Her sensual lips draw into a thin, tight line. She knows that I speak the truth, but she has her orders. She’s trying to do what she perceives is best for her people. I can respect that.
But I cannot allow the Ishani to be drawn into, and be corrupted by, this centuries war. We must remain separate and pure, no matter what the cost.
“All right,” she says at length, holding up her hand. “It’s obvious I’m not going to convince you in the next hour or so, and it’s getting late. Maybe we can pick this up tomorrow? After I’ve had some rest?”

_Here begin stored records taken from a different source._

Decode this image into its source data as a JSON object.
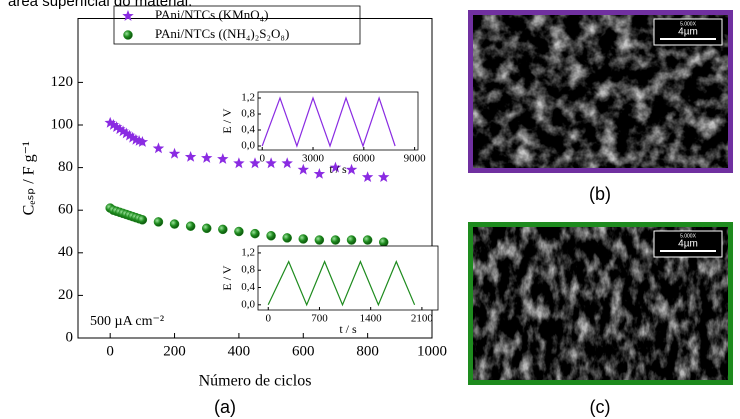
{
  "caption": "área superficial do material.",
  "panel_labels": [
    "(a)",
    "(b)",
    "(c)"
  ],
  "images": [
    {
      "magnification": "5.000X",
      "scale": "4µm"
    },
    {
      "magnification": "5.000X",
      "scale": "4µm"
    }
  ],
  "chart_data": {
    "type": "scatter",
    "xlabel": "Número de ciclos",
    "ylabel": "Cₑₛₚ / F g⁻¹",
    "annotation": "500 µA cm⁻²",
    "xlim": [
      -100,
      1000
    ],
    "ylim": [
      0,
      150
    ],
    "xticks": [
      0,
      200,
      400,
      600,
      800,
      1000
    ],
    "yticks": [
      0,
      20,
      40,
      60,
      80,
      100,
      120
    ],
    "legend": "top",
    "series": [
      {
        "name": "PAni/NTCs (KMnO₄)",
        "color": "#8a2be2",
        "marker": "star",
        "x": [
          0,
          10,
          20,
          30,
          40,
          50,
          60,
          70,
          80,
          90,
          100,
          150,
          200,
          250,
          300,
          350,
          400,
          450,
          500,
          550,
          600,
          650,
          700,
          750,
          800,
          850
        ],
        "values": [
          101,
          100,
          99,
          98,
          97,
          96,
          95,
          94,
          93,
          92.5,
          92,
          89,
          86.5,
          85,
          84.5,
          84,
          82,
          82,
          82,
          82,
          79,
          77,
          80,
          79,
          75.5,
          75.5
        ]
      },
      {
        "name": "PAni/NTCs ((NH₄)₂S₂O₈)",
        "color": "#1e8b1e",
        "marker": "circle",
        "x": [
          0,
          10,
          20,
          30,
          40,
          50,
          60,
          70,
          80,
          90,
          100,
          150,
          200,
          250,
          300,
          350,
          400,
          450,
          500,
          550,
          600,
          650,
          700,
          750,
          800,
          850
        ],
        "values": [
          61,
          60,
          59.5,
          59,
          58.5,
          58,
          57.5,
          57,
          56.5,
          56,
          55.5,
          54.5,
          53.5,
          52.5,
          51.5,
          51,
          50,
          49,
          48,
          47,
          46.5,
          46,
          46,
          46,
          46,
          45
        ]
      }
    ],
    "insets": [
      {
        "xlabel": "t / s",
        "ylabel": "E / V",
        "color": "#8a2be2",
        "xlim": [
          -250,
          9200
        ],
        "ylim": [
          -0.1,
          1.35
        ],
        "xticks": [
          0,
          3000,
          6000,
          9000
        ],
        "yticks": [
          {
            "value": 0,
            "label": "0,0"
          },
          {
            "value": 0.4,
            "label": "0,4"
          },
          {
            "value": 0.8,
            "label": "0,8"
          },
          {
            "value": 1.2,
            "label": "1,2"
          }
        ],
        "x": [
          0,
          1050,
          2050,
          3000,
          4000,
          4950,
          5950,
          6900,
          7850
        ],
        "values": [
          0,
          1.2,
          0,
          1.2,
          0,
          1.2,
          0,
          1.2,
          0
        ]
      },
      {
        "xlabel": "t / s",
        "ylabel": "E / V",
        "color": "#1e8b1e",
        "xlim": [
          -140,
          2320
        ],
        "ylim": [
          -0.12,
          1.36
        ],
        "xticks": [
          0,
          700,
          1400,
          2100
        ],
        "yticks": [
          {
            "value": 0,
            "label": "0,0"
          },
          {
            "value": 0.4,
            "label": "0,4"
          },
          {
            "value": 0.8,
            "label": "0,8"
          },
          {
            "value": 1.2,
            "label": "1,2"
          }
        ],
        "x": [
          0,
          280,
          525,
          770,
          1015,
          1260,
          1505,
          1750,
          2000
        ],
        "values": [
          0,
          1.0,
          0,
          1.0,
          0,
          1.0,
          0,
          1.0,
          0
        ]
      }
    ]
  }
}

“Of course, Chloe. Perhaps you would care to join me for brunch in the Ishani Botanical Garden?”
“You guys have Brunch?”
“It is said the Precursors originated it, like all good things.”
She groans.
“I like how you slipped that in there. Okay, fine. You can feed me, but I’m hoping when I wake up tomorrow this Jalshagar thing will have cleared up. Like a case of the flu.”

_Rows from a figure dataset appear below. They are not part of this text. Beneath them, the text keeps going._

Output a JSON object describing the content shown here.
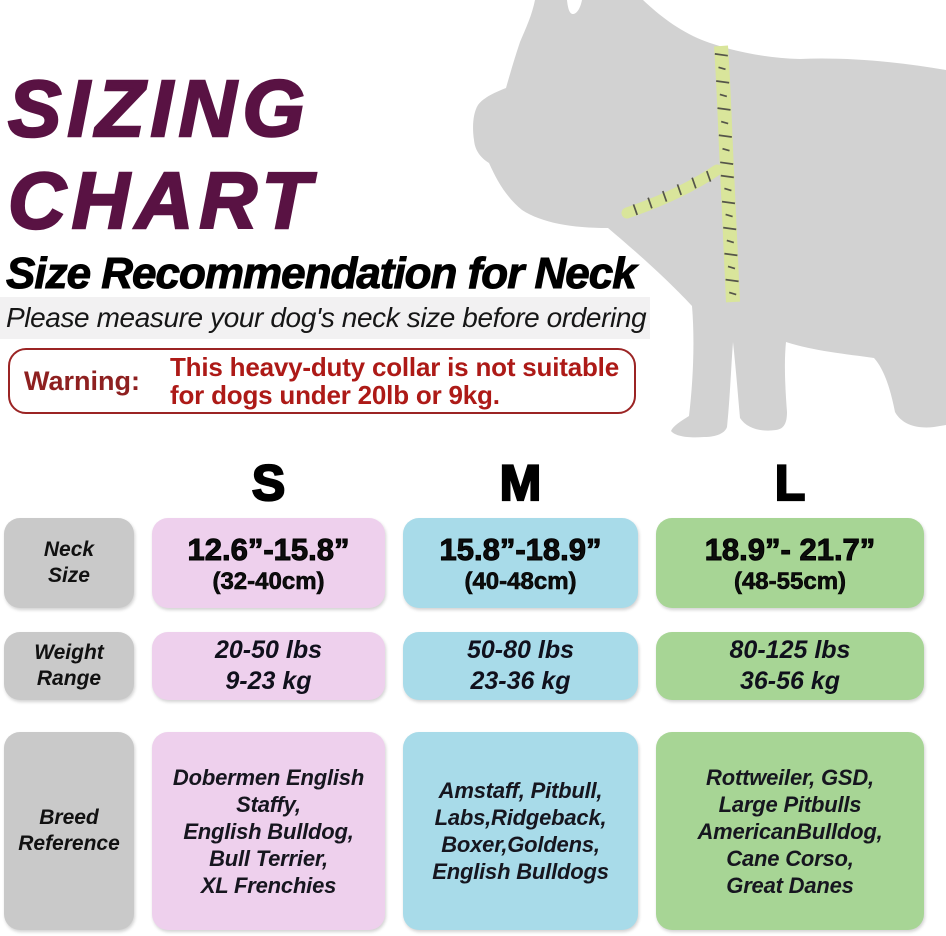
{
  "palette": {
    "title-purple": "#591243",
    "warning-border": "#9b2424",
    "warning-label-color": "#8e2020",
    "warning-text-color": "#ad1a17",
    "band-bg": "#f2f1f2",
    "gray-box": "#c9c9c9",
    "pink-box": "#eed0ed",
    "blue-box": "#a8dbe9",
    "green-box": "#a7d595",
    "dog-gray": "#d2d2d2",
    "tape-green": "#d9e59b",
    "tape-tick": "#55554a"
  },
  "header": {
    "title_line1": "SIZING",
    "title_line2": "CHART",
    "subtitle": "Size Recommendation for Neck",
    "tagline": "Please measure your dog's neck size before ordering"
  },
  "warning": {
    "label": "Warning:",
    "line1": "This heavy-duty collar is not suitable",
    "line2": "for dogs under 20lb or 9kg."
  },
  "illustration": {
    "icon": "dog-silhouette-with-measuring-tape-icon"
  },
  "table": {
    "size_labels": [
      "S",
      "M",
      "L"
    ],
    "row_headers": [
      "Neck\nSize",
      "Weight\nRange",
      "Breed\nReference"
    ],
    "sizes": [
      {
        "label": "S",
        "neck_in": "12.6”-15.8”",
        "neck_cm": "(32-40cm)",
        "weight_lbs": "20-50 lbs",
        "weight_kg": "9-23 kg",
        "breeds": "Dobermen English\nStaffy,\nEnglish Bulldog,\nBull Terrier,\nXL Frenchies"
      },
      {
        "label": "M",
        "neck_in": "15.8”-18.9”",
        "neck_cm": "(40-48cm)",
        "weight_lbs": "50-80 lbs",
        "weight_kg": "23-36 kg",
        "breeds": "Amstaff, Pitbull,\nLabs,Ridgeback,\nBoxer,Goldens,\nEnglish Bulldogs"
      },
      {
        "label": "L",
        "neck_in": "18.9”- 21.7”",
        "neck_cm": "(48-55cm)",
        "weight_lbs": "80-125 lbs",
        "weight_kg": "36-56 kg",
        "breeds": "Rottweiler, GSD,\nLarge Pitbulls\nAmericanBulldog,\nCane Corso,\nGreat Danes"
      }
    ]
  }
}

I can’t help but laugh. She gives me a strange look, and then I show her to the ambassador quarters located in an adjacent building. We take a long, thin glass tube bridge to the other side. Her vertigo amuses me.
“I guess if you can fly you don't see a need for opaque floors,” she grumbles as we make it to the other side.
“Do not worry, though it resembles your silicate glass, the bridge is many times stronger than starship hulls.”
“You’re talking reality, I’m talking perception.”
“Are they not one and the same?”
She snorts.
“They overlap. Is this me?”
“This is you.”
I gesture to the entrance arch of her quarters.
“You have three bedrooms, two lavatories, a sauna, and a fully automated kitchen with AI chef. The computer terminal in your office connects to the Ishani mainframe. There is no password, we share our knowledge with all.”
“You guys aren’t worried about hackers?”
“No, we are not. Is there anything I can do for you, Chloe?”
She swallows, blue eyes glowing in the half light of the hallway.
“No, I think I’m alright. Good night, Varona.”
“Good night, Chloe.”
Only when the door closes do I realize, I never told her my name.